Stebbins Little School is full of bodies. It's unthinkable to Desdemona Fox. Children are sobbing as panicked teachers and neighbors beat down their family members outside of the school...or the things that used to be their family members. Parents don't eat their children do they?
Officers Fox and Hammond, along with journalist Billy Trout, are calling it the beginning of the end. This is the zombie apocalypse. An insane escaped serial killer is infecting Stebbins County with a deadly virus, and now the whole world is watching while Fox, Trout, and the remaining inhabitants of Stebbins fight for their life against...what? The undead? The President and the National Guard are ready to nuke Stebbins, PA off the map and cut their losses. But the infection is spreading and fast. Worse, the scientist who created the virus is missing. It's a numbers game as the body count rises; Fox has to contain the infected and evacuate the living before it's too late, and the clock is ticking...
Fall of Night, Maberry's nail-biting sequel to Dead of Night, picks up where the first novel left off—on a wild goose chase for a madman and the missing scientist who gave him new "un"-life. Chilling, gory, and hair-raisingly scary, Maberry fans won't be able to read this fast-paced thriller with the lights off.

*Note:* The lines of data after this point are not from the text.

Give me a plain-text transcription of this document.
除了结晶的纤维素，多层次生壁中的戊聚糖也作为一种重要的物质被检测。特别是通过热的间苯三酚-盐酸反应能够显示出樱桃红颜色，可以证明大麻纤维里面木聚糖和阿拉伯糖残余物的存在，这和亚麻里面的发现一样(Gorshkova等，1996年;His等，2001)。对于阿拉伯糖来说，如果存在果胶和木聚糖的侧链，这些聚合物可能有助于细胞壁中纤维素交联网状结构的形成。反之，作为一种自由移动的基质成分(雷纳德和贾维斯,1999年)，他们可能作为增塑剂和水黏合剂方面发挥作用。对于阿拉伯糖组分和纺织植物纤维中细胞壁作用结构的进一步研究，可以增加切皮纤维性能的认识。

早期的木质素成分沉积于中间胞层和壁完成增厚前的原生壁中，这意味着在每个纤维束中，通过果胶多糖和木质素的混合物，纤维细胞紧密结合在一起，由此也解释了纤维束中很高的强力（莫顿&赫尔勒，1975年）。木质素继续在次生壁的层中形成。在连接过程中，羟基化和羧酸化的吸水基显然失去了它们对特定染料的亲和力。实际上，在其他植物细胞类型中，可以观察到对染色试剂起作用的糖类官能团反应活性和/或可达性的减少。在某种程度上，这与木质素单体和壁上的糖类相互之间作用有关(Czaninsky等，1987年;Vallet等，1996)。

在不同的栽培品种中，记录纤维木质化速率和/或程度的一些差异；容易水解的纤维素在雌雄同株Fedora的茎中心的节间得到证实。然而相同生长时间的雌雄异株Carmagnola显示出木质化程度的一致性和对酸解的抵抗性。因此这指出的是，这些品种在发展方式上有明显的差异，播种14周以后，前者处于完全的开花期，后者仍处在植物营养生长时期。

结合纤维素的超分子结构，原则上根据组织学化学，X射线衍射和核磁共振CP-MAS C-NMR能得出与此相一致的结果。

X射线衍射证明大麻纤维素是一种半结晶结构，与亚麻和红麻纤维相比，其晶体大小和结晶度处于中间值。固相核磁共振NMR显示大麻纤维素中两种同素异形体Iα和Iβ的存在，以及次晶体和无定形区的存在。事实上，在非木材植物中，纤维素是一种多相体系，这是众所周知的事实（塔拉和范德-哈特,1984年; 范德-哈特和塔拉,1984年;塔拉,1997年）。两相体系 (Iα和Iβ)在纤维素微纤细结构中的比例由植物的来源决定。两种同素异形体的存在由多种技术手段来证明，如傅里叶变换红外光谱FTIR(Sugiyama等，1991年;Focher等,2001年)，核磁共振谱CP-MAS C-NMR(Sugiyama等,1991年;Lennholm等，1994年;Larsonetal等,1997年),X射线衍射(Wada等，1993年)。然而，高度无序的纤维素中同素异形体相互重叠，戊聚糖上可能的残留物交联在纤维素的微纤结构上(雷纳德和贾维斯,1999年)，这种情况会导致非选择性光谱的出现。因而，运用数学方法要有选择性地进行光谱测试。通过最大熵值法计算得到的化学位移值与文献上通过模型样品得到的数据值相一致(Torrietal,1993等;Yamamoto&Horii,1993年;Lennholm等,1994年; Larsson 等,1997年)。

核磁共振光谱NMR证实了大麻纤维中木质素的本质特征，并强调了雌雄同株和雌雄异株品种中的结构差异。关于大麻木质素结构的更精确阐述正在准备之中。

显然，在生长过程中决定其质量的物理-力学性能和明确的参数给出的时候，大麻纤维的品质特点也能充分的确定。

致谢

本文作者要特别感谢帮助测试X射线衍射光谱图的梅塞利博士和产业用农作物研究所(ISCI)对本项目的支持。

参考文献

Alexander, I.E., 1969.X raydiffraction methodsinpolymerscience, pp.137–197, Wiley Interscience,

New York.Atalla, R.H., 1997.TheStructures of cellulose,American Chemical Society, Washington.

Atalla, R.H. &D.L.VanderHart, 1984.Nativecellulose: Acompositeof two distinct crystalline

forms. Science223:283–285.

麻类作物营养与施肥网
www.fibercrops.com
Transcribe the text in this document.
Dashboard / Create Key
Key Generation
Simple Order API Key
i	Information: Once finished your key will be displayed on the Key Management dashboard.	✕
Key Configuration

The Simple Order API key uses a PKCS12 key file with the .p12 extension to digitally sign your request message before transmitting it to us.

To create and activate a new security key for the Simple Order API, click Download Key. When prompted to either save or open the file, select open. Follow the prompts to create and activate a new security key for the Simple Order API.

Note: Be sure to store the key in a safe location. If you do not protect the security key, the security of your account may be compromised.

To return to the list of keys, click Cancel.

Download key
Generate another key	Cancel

Maberry continues his zombie apocalypse series with this harrowing, gory adventure, which picks up immediately after the events of 2011's Dead of Night. Caught at the epicenter of a viral outbreak that turns humans into shambling monsters, police officer Dez Fox and reporter Billy Trout must try to keep hundreds of survivors alive. Mishandling by the military and the government allows undead serial killer Homer Gibbon, originator of the plague, to slip through this quarantine and doom humanity. While the depiction of the collapse of society is textbook and the condemnation of the government unsubtle, Maberry excels at humanizing the plague's victims, both living and dead. Naturally, readers shouldn't get too attached to any specific character. Overlapping characters explicitly connect the story to Maberry's Joe Ledger books and anticipate his Rot & Ruin YA series, proving that while the immediate outcome is bleak, there's still hope for the future. Messy, tense, and highly atmospheric, this is a perfect example of zombie action.